Cooper who was named president of the BBA in 1976—a title he held until he announced his retirement in January—has been at the forefront of advocacy in the Black business community since, establishing training, networking, and procurement partnerships with some of the largest corporations and government agencies in America, including the U.S. Small Business Administration and Southern California Edison.

“He’s all about promoting Black businesses”, said Tarrance Frierson, head of SCE Supplier Diversity and Development. He’s never missed an opportunity to make sure people know that Black businesses exist, that they are quality businesses, and that they make significant contributions throughout California and the nation.”

GLAAACC founder Gene Hale characterized Cooper as “an invaluable asset to the community.”

Cooper’s mission was prompted by a promise he made to God during his service in Vietnam.

“I promised God that if I made it back home, I’d make a difference.”

The Oakland native who’d been impressed by business since he had a paper route as a boy knew exactly how.

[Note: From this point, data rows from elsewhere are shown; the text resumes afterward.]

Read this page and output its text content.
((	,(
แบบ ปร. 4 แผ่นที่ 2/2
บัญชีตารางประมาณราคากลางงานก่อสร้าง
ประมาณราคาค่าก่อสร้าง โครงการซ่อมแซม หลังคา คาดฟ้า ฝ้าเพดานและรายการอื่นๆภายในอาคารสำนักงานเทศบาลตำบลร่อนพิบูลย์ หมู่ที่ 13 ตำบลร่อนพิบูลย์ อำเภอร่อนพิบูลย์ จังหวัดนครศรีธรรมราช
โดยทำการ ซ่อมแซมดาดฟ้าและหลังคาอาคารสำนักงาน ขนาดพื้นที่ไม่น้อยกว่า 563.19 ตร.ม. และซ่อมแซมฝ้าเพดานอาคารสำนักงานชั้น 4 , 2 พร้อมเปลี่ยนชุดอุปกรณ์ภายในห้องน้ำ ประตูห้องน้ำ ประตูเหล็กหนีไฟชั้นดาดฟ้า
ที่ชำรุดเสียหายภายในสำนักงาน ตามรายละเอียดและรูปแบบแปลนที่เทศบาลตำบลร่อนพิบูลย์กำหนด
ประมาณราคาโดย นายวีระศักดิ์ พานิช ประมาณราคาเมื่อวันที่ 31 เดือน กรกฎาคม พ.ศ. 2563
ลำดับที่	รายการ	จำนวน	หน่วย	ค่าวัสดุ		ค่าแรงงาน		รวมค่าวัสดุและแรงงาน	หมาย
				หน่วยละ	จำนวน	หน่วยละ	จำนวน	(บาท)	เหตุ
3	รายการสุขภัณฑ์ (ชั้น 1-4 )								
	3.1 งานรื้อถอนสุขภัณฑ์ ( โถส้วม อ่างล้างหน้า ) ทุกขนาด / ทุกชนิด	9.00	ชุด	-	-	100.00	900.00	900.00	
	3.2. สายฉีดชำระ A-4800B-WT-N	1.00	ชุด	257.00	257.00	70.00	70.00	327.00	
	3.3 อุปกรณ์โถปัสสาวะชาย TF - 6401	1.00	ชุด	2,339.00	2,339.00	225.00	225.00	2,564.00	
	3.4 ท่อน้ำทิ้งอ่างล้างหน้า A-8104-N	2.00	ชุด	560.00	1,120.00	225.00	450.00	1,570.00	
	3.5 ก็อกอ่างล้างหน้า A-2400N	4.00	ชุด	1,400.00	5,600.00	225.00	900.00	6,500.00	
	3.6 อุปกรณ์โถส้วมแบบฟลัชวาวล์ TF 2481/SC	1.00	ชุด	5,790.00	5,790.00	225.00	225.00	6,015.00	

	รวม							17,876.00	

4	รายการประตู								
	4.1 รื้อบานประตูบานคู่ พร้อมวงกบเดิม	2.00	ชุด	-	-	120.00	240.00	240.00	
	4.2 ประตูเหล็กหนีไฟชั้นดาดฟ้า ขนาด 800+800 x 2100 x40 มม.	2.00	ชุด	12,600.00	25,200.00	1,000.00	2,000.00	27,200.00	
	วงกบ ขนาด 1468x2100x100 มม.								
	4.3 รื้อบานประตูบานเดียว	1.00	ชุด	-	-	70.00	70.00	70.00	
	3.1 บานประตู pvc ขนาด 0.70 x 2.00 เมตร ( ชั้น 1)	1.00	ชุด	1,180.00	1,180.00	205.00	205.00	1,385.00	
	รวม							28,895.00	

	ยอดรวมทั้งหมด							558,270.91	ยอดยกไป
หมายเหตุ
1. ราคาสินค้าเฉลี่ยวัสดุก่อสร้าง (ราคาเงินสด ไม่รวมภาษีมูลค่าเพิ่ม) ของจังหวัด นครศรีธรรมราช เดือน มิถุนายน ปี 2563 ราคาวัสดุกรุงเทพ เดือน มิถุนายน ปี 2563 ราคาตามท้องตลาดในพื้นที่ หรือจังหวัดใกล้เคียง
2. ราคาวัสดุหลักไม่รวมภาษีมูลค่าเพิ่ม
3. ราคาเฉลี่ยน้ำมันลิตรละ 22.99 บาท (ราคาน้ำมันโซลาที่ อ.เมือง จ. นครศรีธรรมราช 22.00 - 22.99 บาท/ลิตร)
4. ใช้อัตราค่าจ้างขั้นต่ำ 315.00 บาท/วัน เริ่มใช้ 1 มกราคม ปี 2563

“My commitment was to Black business and Black folks,” said Cooper. “I told God I wanted to be an expert in that because that was in my DNA. I knew I was going to be a force.

Founded in 1970, the association is the oldest, active, ethnic business support organization in California. Headquartered in Los Angeles, the non-profit has been committed to ensuring that Black and other diverse business owners benefit from advocacy efforts to impact and implement policy, that improves access to contracting and procurement opportunities with the public and private sector, in addition to providing access to financial resources.

Activities also include annual salutes to Black history, Black women and Black music, as well as its twice-annual veterans’ procurement conference. There are also plans to launch its first e-commerce venture: a Black business-shopping guide.

Said Cooper, “It is and always will be a true commitment and my special purpose in life of serving African Americans and business owners, in addition to others. My legacy is that I was always committed to helping folks.”

Among those set to celebrate Cooper later this month are L.A. Sentinel Publisher Danny Bakewell, Sr. and GLAAACC President Gene Hale and current BBA President Sarah R. Harris, who took over at the helm of the group in January.